Funding for the bridge for pause research, scholarships for under-represented scientists and supporting new institutional partnerships can help to mitigate these obstacles. An example is the Quick response bridge financing programA partnership between Spencer Foundation, Kapoor Foundation, William T. Grant Foundation and the Alfred P. Sloan Foundation. It provides targeted support for researchers affected by federal disturbances, prioritization of researchers at the start of their career and covering costs such as data analysis and community engagement to help them support the momentum during uncertain moments. The PREBYS Foundation too recently announced a new subsidy package focused on the support of early scientists and mid-career in the San Diego region of California.

2. Ensure data continuity, preservation and integrity

Scientific progress depends on long -term access to reliable data, including environmental records, census data and genomic databases. But the researchers note that, in some cases, access to data sets accessible to the public from agencies such as the Ministry of Health and Social Services, Centers for Disease Control and Prevention, and NIH have been quietly limited or deleted. Many of these data sets are essential for cancer research, infectious diseases and health disparities, and keeping them online is not enough. Ensuring the integrity of scientific data requires appropriate management, including regular updates, transparent collection and maintenance processes, standardized formats and strong technological infrastructure.

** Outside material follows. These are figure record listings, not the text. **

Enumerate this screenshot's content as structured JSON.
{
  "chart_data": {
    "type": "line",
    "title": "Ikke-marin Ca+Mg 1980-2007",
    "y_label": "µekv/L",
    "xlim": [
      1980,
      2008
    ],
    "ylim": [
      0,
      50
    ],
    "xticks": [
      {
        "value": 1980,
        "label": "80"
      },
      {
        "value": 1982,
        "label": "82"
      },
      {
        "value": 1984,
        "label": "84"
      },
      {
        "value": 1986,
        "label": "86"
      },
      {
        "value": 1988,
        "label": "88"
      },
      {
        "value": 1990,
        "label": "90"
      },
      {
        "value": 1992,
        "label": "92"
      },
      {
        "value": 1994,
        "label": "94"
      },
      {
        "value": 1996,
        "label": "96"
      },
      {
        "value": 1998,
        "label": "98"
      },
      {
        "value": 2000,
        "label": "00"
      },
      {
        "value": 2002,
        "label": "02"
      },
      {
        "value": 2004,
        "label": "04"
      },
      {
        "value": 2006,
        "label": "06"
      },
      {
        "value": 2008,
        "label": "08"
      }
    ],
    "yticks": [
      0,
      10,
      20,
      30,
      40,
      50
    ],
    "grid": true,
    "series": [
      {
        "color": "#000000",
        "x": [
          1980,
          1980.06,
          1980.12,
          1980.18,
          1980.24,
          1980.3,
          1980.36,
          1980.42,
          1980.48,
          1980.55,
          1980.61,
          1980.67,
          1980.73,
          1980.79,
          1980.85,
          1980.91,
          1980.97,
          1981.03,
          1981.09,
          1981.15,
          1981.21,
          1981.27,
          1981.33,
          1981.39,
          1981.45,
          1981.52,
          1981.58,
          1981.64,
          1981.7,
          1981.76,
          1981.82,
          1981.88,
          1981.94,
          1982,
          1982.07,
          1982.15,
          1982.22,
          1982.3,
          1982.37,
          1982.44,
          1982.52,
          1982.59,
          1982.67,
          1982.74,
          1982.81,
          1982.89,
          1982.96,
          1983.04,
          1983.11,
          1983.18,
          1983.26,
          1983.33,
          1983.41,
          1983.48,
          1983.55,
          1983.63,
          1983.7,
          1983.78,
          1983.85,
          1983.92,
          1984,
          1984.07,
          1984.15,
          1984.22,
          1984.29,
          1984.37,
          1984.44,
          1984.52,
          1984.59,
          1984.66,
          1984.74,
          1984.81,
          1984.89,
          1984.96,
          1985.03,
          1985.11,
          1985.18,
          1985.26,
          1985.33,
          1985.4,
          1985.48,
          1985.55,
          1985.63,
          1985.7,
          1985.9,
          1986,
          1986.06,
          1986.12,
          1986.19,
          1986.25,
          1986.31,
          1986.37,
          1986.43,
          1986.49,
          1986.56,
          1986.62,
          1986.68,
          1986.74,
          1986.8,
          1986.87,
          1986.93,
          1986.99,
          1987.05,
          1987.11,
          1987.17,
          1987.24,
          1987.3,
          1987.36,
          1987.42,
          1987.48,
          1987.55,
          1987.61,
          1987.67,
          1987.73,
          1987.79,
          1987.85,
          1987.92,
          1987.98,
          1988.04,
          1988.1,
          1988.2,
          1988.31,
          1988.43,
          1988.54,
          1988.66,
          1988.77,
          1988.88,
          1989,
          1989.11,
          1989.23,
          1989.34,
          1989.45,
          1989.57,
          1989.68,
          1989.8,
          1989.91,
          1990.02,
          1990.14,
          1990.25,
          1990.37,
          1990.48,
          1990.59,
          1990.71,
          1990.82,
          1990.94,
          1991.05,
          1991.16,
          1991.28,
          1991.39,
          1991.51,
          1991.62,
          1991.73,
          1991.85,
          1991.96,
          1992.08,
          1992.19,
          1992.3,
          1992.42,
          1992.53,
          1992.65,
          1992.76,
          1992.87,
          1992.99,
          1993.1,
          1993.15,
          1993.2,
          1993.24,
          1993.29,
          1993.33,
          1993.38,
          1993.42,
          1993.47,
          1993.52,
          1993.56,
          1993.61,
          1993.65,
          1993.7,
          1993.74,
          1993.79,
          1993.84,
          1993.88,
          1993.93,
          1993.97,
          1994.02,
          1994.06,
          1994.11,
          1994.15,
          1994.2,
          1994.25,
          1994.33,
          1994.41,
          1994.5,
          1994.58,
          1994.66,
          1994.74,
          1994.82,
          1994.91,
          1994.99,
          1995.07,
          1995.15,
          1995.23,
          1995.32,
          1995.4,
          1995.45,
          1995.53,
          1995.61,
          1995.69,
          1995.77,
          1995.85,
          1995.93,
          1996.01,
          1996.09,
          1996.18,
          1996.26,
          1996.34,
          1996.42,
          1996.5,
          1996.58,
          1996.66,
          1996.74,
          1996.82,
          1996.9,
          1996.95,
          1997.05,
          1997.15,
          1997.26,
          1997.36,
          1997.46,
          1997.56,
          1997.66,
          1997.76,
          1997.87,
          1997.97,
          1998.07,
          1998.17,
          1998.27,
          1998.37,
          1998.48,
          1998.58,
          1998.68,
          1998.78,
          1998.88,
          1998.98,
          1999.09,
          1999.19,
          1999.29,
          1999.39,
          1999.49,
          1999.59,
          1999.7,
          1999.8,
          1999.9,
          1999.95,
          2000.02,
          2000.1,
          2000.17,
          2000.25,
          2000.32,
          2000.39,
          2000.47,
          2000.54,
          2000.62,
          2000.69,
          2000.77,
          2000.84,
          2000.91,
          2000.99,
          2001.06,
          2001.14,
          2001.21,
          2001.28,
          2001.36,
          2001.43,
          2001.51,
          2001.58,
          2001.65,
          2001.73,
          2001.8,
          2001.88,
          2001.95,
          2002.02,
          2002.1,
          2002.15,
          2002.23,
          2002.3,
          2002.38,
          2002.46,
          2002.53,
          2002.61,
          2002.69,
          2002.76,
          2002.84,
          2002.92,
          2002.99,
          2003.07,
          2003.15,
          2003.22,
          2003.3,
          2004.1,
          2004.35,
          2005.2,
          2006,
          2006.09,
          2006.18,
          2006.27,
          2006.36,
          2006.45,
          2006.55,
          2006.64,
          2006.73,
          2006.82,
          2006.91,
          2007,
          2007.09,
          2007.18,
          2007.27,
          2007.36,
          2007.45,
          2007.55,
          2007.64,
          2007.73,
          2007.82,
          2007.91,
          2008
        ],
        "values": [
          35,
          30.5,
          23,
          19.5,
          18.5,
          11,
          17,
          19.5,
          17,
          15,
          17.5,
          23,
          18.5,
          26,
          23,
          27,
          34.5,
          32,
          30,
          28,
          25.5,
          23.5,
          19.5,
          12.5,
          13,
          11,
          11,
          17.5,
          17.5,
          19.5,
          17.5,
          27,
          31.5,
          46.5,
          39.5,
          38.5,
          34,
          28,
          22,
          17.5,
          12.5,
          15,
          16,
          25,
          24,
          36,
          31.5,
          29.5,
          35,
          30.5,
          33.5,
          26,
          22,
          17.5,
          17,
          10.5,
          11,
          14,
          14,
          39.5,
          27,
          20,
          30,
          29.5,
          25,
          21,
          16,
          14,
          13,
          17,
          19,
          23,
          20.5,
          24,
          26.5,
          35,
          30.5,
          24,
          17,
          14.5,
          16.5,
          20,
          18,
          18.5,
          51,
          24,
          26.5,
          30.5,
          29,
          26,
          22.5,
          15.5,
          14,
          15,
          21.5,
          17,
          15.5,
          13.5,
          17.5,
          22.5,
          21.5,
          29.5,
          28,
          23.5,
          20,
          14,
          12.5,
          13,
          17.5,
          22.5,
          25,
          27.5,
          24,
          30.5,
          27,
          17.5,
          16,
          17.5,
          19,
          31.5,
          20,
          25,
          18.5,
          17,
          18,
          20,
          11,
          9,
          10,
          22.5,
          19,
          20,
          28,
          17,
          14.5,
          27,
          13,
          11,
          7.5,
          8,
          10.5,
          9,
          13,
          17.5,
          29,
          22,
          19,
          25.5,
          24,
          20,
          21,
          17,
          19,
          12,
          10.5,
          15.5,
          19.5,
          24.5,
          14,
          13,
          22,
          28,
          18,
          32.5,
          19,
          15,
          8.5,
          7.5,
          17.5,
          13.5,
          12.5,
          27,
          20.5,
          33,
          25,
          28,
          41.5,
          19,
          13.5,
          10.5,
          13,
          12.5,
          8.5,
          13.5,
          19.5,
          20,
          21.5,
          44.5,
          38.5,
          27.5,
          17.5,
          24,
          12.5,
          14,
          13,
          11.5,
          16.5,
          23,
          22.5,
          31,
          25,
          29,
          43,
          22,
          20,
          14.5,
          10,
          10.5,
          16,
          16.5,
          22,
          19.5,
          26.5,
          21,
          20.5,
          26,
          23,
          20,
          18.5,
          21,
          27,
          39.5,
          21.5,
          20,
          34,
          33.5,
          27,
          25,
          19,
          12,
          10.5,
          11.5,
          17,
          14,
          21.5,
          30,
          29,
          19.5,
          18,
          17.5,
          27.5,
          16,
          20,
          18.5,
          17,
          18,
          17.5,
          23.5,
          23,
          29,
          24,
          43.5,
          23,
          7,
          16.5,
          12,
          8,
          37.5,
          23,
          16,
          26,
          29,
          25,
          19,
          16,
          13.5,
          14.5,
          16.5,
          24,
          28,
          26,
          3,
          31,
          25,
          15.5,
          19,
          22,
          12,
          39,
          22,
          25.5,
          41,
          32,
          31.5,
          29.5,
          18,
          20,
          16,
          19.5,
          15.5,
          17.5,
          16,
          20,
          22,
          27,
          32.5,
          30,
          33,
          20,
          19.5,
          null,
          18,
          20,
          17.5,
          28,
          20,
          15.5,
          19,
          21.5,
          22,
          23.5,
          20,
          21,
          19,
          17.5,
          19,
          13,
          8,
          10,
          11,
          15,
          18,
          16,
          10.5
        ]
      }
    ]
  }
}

Philanthropy can help. The Robert Wood Johnson Foundation, for example, issues rapid response grants to organizations working to protect or archive public and environmental health data sets and to finance the development of state and regional alternatives with federal data sets that have been eliminated. Other donors invest in open source benchmarks that would allow continuous collection and access of data in the absence of databases managed by the federal government. The preservation of the data infrastructure is not the most flashy cause, but it is vital; When the data is lost or disturbed, the consistency and reliability of the entire research ecosystem begins to erode.

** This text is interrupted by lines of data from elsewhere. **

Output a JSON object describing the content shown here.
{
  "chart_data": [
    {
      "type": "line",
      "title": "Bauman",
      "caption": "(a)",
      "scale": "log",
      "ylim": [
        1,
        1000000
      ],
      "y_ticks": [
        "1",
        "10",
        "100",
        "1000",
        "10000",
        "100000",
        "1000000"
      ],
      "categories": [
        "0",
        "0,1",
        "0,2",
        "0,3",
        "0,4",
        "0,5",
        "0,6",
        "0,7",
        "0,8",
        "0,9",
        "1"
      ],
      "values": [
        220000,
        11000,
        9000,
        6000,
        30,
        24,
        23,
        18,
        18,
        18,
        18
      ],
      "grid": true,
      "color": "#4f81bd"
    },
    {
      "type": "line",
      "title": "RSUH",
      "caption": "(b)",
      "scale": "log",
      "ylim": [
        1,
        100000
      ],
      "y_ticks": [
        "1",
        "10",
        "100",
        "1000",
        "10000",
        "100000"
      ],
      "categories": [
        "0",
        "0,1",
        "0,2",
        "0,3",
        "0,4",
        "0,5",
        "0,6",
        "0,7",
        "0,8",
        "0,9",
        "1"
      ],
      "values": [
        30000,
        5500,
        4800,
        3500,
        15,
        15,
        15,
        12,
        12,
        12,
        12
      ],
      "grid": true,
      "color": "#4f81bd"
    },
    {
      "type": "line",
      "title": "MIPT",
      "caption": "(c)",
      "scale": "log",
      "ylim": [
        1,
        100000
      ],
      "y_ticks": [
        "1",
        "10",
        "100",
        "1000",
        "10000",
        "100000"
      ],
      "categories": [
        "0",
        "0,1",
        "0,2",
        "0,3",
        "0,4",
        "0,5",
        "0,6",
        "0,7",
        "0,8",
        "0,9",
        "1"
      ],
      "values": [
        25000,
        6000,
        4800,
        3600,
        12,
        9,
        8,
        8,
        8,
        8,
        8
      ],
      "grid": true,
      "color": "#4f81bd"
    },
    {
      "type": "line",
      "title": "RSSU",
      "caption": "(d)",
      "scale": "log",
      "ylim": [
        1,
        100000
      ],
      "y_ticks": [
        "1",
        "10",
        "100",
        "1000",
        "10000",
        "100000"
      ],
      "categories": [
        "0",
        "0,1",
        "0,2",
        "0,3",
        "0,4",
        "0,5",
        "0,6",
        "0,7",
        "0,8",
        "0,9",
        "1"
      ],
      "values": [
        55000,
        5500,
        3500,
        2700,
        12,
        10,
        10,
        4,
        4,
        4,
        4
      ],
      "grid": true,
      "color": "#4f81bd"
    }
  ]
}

3. Collaborate for greater alignment and an impact

Many scientific breakthroughs do not occur in isolation, but thanks to collaboration – when individuals with diversified expertise, institutional history and lived experiences meet. The role of philanthropy as a manager is now more important than ever. Donors can bring together university, government and non -profit partners to understand urgent needs and coordinate responses such as collaborative financing efforts or communication campaigns to educate the public about the importance of investing in science.

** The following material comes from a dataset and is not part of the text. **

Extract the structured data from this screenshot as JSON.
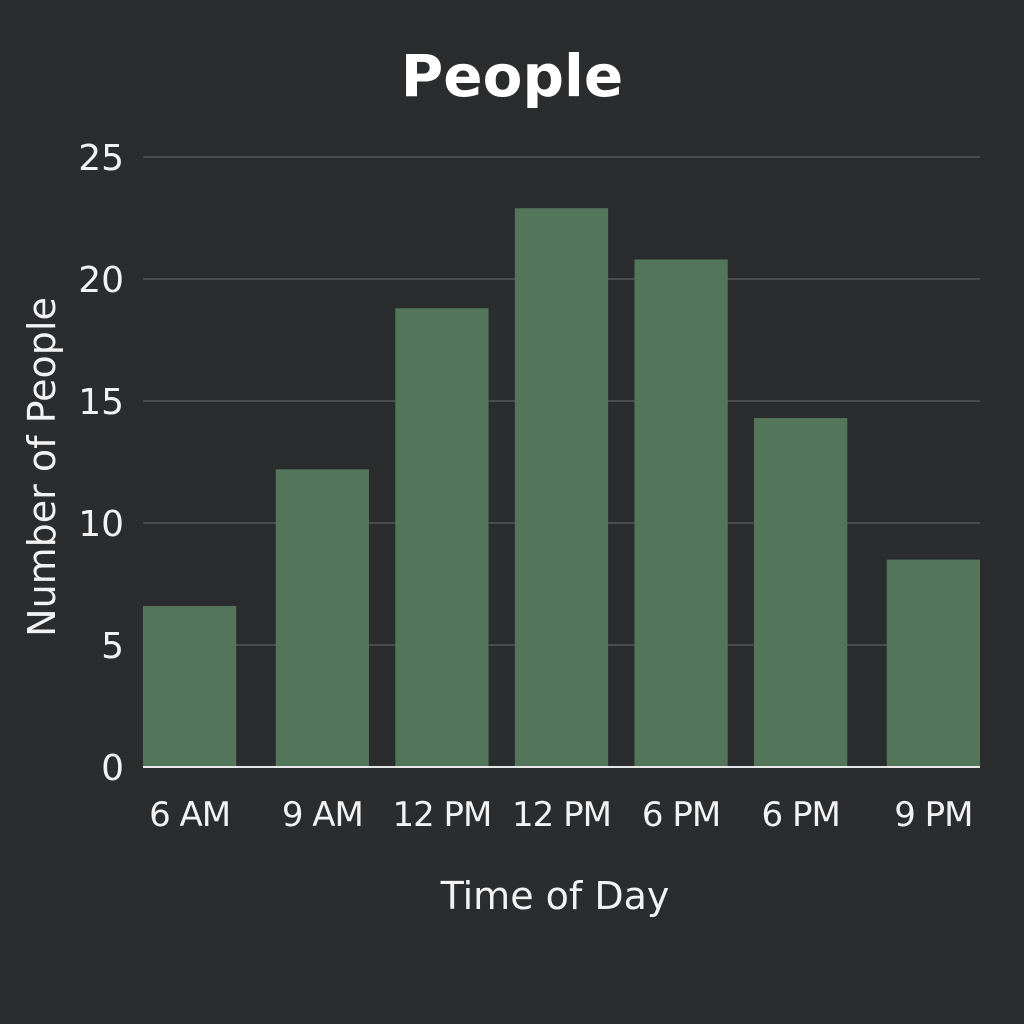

In addition to convening your own partners for events in person and virtual to share strategies and coordinate response efforts, the science Philanthropy Alliance participates in a certain number of inter-sector collaboration initiatives. One of them is the American science and technology visionWho brings together industry, academics, non-profit and government leaders to develop federal investment recommendations in science and technology in the United States. These are not only networking opportunities; These are platforms to share information, identify priorities and take collective measures.

A moment of possibility

It is easy to see the current moment as a rarity, and in many ways, it is. But it can also be a pivot point. Bringing an “golden age of American innovation” requires that philanthropy and the scientific field be honest as to what innovation requires: a long -term investment in infrastructure and people in the country. Scientific philanthropy cannot replace the financing of the government, but by supporting researchers at the start of their career, by investing in data infrastructure and by promoting collaboration, donors can approach this moment not as a temporary emergency, but as a generational opportunity to open the way to scientific breakthroughs of the future.